(2017) The blend is 54% Cabernet Sauvignon and 46% Shiraz in the wine known as ‘baby Grange’ because it is aged in ex-Grange barrels – 12 months in American oak hogsheads. Cedary, quite pruney at first, curranty, but again crucially not ‘dead fruit’ – super ripe, not overripe. Tight and creamy on the palate, filled with sweet but tangy cassis, excellent concentration and so tightly focused by its acidity and fine tannin framework. Will cellar 10 years.
(2016) From a different soil (sandy ironstone with clay) in the same 1980s vineyard planted by Ralph, there's a richer, more chocolaty texture and plushness to this, abundant fruit and sweet earthy notes, but it has a savoury, vinous intensity too, dry and furring the mouth with its tannins, though as with all of these Jauma wines, its fresh and super-clean as it finishes.
(2016) From a vineyard planted by a man called Ralph in 1988, sitting at 900 metres in the Clarendon hills, this is wine of relatively pale colour after 12 months in neutral barrels, but bursts with buoyant fruit, red berries and blackberries, a touch of chestnut in there, and some floral, herb touches too. Then, it floods onto the palate with a similar winning blend of bold, uncomplicated natural fruit concentration and underpinning structure. Lovely freshness to the acids too.
(2016) 100% of the fruit comes from the Lenswood appellation, 70% whole bunch-pressed. Love the nutty, more mushrooms and briary character here, with a really fresh acidity and fabulous leafy but not green elegance. Note: UK stockist and price quotes is for the 2014 vintage at time of review.
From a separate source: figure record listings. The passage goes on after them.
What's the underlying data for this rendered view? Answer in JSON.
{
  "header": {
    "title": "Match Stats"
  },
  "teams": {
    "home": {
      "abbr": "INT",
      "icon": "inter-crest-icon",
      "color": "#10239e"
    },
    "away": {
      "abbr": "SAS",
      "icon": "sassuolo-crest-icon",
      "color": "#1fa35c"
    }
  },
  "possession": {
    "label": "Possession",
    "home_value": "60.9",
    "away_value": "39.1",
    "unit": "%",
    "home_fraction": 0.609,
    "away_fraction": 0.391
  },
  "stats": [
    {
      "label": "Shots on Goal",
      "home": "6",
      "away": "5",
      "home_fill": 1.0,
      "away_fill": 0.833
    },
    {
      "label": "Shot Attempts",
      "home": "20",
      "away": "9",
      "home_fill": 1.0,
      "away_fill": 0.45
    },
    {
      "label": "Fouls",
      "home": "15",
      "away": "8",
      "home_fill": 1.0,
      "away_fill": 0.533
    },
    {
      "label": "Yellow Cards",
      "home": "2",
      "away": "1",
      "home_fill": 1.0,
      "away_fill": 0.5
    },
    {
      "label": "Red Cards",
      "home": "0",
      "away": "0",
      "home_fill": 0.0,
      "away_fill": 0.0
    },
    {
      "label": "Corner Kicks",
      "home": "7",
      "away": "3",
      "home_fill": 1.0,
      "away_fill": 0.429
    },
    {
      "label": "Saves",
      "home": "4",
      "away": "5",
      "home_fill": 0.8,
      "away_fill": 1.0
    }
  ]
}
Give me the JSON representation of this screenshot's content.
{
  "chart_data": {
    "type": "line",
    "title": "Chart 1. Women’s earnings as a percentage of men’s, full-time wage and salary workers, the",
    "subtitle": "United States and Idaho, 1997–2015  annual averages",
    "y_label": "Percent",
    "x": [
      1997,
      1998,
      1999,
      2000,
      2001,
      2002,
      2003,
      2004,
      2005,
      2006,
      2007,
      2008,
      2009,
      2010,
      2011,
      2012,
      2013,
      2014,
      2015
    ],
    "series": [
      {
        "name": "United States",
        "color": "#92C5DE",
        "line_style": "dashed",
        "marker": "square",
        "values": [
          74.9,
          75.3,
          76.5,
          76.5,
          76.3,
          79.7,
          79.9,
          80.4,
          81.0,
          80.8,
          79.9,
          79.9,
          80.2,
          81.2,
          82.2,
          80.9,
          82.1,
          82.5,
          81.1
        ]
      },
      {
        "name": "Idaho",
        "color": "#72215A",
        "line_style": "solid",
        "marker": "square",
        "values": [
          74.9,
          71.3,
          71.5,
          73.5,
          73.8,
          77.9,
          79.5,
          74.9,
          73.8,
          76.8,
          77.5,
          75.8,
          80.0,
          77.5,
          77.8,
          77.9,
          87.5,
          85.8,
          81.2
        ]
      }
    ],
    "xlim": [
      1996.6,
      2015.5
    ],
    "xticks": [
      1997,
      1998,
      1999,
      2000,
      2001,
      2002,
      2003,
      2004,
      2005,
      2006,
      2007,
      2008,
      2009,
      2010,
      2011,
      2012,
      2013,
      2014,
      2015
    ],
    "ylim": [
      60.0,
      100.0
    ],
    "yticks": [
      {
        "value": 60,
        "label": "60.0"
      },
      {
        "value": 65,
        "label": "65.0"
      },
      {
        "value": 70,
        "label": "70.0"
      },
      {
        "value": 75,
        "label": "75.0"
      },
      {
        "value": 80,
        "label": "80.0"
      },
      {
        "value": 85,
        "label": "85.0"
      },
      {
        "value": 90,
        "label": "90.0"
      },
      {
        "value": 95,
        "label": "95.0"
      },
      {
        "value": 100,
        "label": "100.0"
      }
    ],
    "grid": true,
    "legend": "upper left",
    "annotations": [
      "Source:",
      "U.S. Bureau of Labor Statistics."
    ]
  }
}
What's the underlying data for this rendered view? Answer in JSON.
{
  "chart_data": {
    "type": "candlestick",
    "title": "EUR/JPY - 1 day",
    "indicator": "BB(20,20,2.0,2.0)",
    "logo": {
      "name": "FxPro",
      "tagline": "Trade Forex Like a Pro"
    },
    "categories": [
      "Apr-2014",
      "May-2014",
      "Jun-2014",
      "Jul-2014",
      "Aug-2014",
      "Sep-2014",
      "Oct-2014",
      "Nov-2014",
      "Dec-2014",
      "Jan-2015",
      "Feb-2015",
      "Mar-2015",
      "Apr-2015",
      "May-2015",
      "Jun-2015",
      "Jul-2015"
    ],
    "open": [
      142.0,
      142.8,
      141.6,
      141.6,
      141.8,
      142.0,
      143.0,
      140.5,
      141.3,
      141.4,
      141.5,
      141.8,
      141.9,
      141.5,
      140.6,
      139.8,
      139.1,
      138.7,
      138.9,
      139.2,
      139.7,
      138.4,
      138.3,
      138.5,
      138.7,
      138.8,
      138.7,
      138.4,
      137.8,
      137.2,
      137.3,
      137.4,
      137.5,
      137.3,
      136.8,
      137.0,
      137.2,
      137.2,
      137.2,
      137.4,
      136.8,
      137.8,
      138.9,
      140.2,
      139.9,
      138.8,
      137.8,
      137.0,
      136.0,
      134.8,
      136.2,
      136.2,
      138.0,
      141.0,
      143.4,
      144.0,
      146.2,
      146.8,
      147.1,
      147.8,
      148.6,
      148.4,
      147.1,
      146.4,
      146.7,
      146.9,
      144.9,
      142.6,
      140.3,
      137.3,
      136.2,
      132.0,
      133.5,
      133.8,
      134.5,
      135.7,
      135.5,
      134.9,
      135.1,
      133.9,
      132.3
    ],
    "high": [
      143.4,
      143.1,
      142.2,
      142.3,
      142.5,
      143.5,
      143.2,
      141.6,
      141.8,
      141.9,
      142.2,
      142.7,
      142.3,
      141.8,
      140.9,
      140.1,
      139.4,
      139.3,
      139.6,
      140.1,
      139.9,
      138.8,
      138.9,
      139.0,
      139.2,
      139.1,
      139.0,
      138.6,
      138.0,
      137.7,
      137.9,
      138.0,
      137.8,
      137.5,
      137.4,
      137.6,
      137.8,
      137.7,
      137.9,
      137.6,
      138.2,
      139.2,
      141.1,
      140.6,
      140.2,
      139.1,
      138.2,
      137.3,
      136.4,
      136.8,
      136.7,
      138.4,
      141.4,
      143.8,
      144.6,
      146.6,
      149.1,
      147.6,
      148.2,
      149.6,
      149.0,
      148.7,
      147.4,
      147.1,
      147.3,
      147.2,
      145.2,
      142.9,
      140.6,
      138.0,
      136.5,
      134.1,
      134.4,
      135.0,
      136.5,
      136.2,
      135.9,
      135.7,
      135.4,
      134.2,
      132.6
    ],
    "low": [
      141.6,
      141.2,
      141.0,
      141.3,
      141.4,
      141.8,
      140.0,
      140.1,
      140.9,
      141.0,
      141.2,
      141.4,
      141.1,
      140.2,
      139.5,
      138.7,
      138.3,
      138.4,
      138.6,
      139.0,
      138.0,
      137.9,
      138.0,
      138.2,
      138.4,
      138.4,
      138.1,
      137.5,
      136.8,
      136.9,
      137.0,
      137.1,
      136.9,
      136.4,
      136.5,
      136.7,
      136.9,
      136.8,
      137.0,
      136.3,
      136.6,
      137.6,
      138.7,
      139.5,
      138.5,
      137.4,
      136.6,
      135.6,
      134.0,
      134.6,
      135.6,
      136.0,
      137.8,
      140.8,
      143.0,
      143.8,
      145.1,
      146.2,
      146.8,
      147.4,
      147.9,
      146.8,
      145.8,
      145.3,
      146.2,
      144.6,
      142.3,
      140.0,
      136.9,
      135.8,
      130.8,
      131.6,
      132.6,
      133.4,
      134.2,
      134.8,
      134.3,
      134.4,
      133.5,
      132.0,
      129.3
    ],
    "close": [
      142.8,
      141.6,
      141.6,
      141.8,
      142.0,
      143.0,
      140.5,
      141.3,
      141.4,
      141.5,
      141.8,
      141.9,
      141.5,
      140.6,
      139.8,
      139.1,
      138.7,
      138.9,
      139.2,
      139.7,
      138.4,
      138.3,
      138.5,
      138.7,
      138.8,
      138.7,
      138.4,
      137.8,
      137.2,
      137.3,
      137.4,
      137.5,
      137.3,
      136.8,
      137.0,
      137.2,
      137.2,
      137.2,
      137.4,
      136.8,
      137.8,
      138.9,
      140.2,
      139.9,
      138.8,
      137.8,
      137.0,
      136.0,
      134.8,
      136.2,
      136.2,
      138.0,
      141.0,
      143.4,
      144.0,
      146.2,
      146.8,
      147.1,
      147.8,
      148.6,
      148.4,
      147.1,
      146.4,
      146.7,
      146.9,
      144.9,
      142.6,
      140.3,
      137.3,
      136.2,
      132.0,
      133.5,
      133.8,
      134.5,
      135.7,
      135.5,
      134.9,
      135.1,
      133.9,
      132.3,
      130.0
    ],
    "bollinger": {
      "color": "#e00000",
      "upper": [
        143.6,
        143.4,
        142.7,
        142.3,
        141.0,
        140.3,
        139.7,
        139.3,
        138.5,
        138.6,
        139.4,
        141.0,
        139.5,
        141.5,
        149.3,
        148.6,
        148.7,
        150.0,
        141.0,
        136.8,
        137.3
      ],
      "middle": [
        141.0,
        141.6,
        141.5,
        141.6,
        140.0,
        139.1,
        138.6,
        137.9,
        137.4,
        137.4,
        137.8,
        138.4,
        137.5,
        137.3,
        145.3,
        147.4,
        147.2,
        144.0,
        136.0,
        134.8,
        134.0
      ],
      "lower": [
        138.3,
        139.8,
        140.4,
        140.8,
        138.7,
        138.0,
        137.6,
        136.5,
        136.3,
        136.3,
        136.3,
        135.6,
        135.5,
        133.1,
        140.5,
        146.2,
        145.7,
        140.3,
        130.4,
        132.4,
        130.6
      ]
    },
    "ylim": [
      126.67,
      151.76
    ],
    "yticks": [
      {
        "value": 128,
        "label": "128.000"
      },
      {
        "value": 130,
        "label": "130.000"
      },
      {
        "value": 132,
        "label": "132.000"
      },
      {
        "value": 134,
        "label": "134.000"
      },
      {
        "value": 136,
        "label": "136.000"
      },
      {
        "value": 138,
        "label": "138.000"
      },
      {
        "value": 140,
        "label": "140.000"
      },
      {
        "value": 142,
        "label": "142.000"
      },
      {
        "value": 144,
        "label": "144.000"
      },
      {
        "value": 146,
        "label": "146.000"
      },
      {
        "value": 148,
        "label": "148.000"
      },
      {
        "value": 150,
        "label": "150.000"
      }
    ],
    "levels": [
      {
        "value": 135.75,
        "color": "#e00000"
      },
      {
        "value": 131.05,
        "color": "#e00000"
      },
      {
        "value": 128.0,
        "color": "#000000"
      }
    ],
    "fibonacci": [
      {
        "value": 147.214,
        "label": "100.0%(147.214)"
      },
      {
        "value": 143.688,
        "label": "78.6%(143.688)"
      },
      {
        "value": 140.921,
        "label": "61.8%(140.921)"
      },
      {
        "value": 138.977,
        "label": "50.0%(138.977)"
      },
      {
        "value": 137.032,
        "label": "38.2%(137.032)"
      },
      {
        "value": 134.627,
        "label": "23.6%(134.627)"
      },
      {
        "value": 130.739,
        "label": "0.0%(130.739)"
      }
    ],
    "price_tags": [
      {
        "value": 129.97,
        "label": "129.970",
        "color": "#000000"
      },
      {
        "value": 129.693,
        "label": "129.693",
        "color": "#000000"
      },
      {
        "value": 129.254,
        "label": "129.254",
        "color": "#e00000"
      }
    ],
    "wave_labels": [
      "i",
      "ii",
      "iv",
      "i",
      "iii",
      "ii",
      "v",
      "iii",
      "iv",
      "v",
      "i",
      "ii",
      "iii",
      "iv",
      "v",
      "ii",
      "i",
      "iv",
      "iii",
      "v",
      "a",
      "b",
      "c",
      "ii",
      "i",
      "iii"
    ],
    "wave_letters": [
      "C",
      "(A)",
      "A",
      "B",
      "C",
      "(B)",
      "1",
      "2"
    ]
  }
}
(2016) Very attractive creamy cappuccino character, the orange rind notes and it is gently sappy, briary and coffee-ish again, with a rasp of tannin and acidity and terrific squirting juiciness. Lovely structural elements here too. Note: UK stockist and price are for the 2014 vintage at time of review.
(2016) The Eden Valley component, with its cooler nights, once again gives lift and perfume to what is Torbreck's biggest selling wine in the restaurant trade. “We can’t make enough of this wine,” says Stuart. A nice black fruit lift, with tight blackcurranty aromas, and intense liquorice and black-berry fruitiness, taut with a sheen of smoke, but lovely balance again with the tight tannins and good, fresh juicy acidity. Available by the case of six in-bond at time of review.
(2016) A GMS blend (Grenache, Mataro and Shiraz) made in older French oak barrels from 100-year-old vine fruit. It is fabulously deep, with terrific mulberry and sweet clove depth, a sheen of vanilla and chocolate, and spicy black fruits flooding the palate. A lovely sense of effortless concentration and drinking beautifully.
(2016) The Eden Valley provides 30% of the fruit for the Struie, coming from 36-year-old vines, blended with Barossa fruit that’s 80 years old. Fine lift and fragrance here, with some floral notes, a touch of violet and chocolate and the juiciness is there, with tight, tight tannins and good acids. A much more perfumed style, though without the substance of some. Note, not available in the UK at time of writing, so 2013 stockist quoted.